Tuesday, April 7, 2009

The Albatross Necklace



Somewhat in the manner of a triumphal cat who has dragged home the wretched dead mouse, I returned from my Lynchburg experience bearing an unlikely trophy: an outsized necklace of sausage-shaped beads, whose nebula of soft, buzzy colors I'm assuming even Andy Warhol would have loved.

The necklace looks pretty enough, seems innocent enough, until you learn its story--after which there is the inevitable spasm. Its beads are made from plastic salvaged from the guts of dead albatrosses. They have been fashioned into lei necklaces by an artist from Hawaii, Cindy Waddington, who lives on Oahu, for the Friends of Midway Atoll. The knowledge of their origin is arresting: you realize these beads contain the hushed urgency of death and it makes you flinch.

Midway Atoll consists of three islands and a shallow white sand lagoon, sheltered from the surrounding Pacific Ocean by a coral reef. It is the major breeding ground for over two million seabirds including the world's largest colonies of black-footed albatrosses--and it is also adjacent to two of the largest and most deadly concentrations of floating plastic debris. Officially the most threatened seabird species in the world, albatrosses die in unprecedented numbers partly from becoming entangled in fishing nets, and partly from ingesting marine debris, in the form of plastic that they mistake for food and then can't digest.

I acquired my necklace from Wayne Sentman, a naturalist, field biologist, and third speaker at the conference, who had brought along several of them as part of his show-and-tell eco-talk. The necklaces are available from a gift shop on Midway Atoll, now a National Wildlife Refuge and the second largest marine protected area in the world, situated 1,200 miles northwest of Honolulu. Since l994, Wayne has been conducting ecotourism trips and field programs for the Oceanic Society, to educate the public regarding habitat and species protection, at sites that include the one on Midway Atoll, as well as others in Micronesia, Africa, and South America. (More information about these adventure expeditions can be found at www.oceanicsociety.org.)

Thinking about this necklace and its distinctive role as keeper of the albatross's story--and the poisoning of the oceans--I was suddenly struck by its unlikely resonance with the idiomatic phrase "an albatross around your neck," alluding, of course, to Samuel Taylor Coleridge's poem "The Rime of the Ancient Mariner," in which a sailor shoots a friendly albatross and is forced to wear its carcass around his neck as a punishment. According to Google, an albatross (around your neck) is someone or something that causes you a lot of problems and stops you from being successful. When I scrolled down further, I found some intriguing search results, suggesting that certain humans (Republicans in particular) may be as equally tough to digest, once they have entered the system, as is plastic:

"The 'Rick Warren Albatross' around Obama's Neck"..."Palin, the albatross around McCain's neck"..."Cheney is the Albatross Around George Bush's Neck"..."The Bush-Cheney Albatross Around McCain's Neck." And on and on it goes. Every culture has its own way of driving people crazy. I even found "The Obama Stimulus Plan--An Albatross around the Neck of America." With the metaphor of the albatross, politics has met its match.

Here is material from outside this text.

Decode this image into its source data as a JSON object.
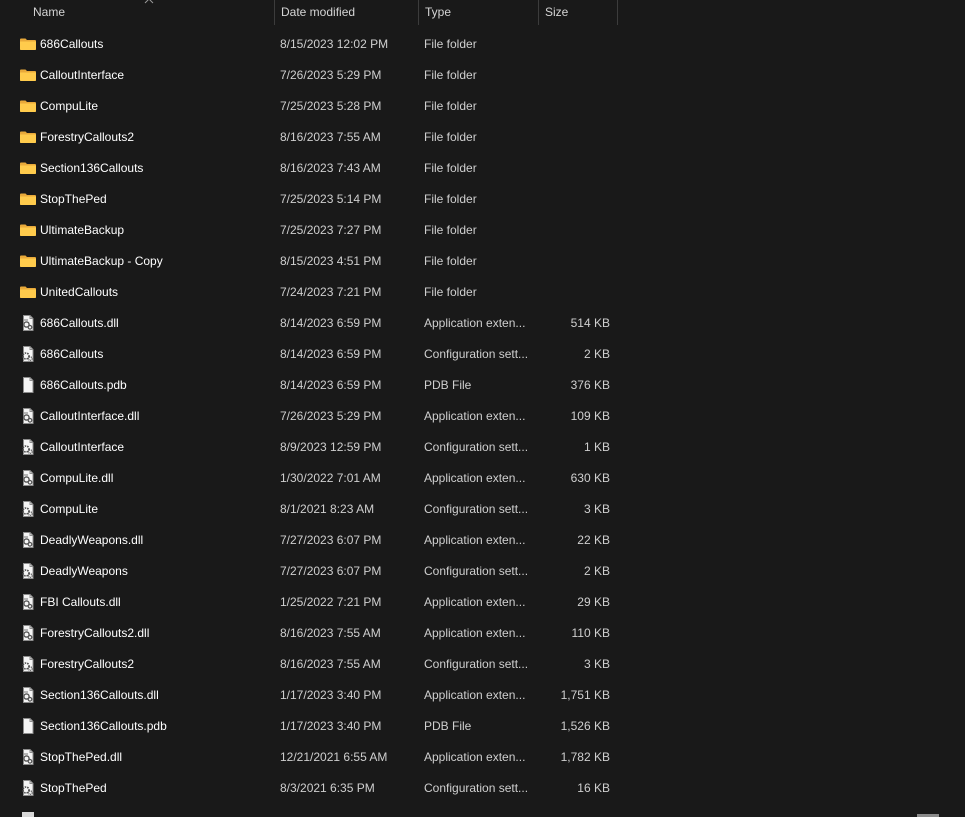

Already in 1892, according to an essay in Resurgence magazine written by Mark Cocker, the naturalist W.H. Hudson was sounding the alarm about the imminent extinction of an ostrich-like bird, the rhea, from the Argentine pampas. "What a wail there would be in the world if a sudden destruction were to fall on the accumulated art-treasures of the National Gallery, the marbles in the British Museum, and contents of the King's Library," Hudson wrote in his book "The Naturalist in La Plata." He goes on to lament the significantly higher value we place on human creativity and culture than we place on the survival of other species.

Wayne and Pam Longobardi plan to collaborate in the future on several projects, one of which will be to curate an exhibition of environmental artists from around the globe, who use marine debris in their work, along with a forum to inspire possible action on the problem. So, a muscular vision of our ruined world may soon be headed your way. Will it trigger the required wake-up? The thing I love most about my new necklace is the way it bites you in the backside. As the dangers to planetary survival escalate, this one chunky little bauble, in its own subtle way, helps (if I may steal a phrase from Barbara Kingsolver) to explain our pickle. Probe it, and the path is illuminated: two hundred years of unsustainable and unmanaged growth economy that have allowed this necklace, with its implicit reproach, to exist.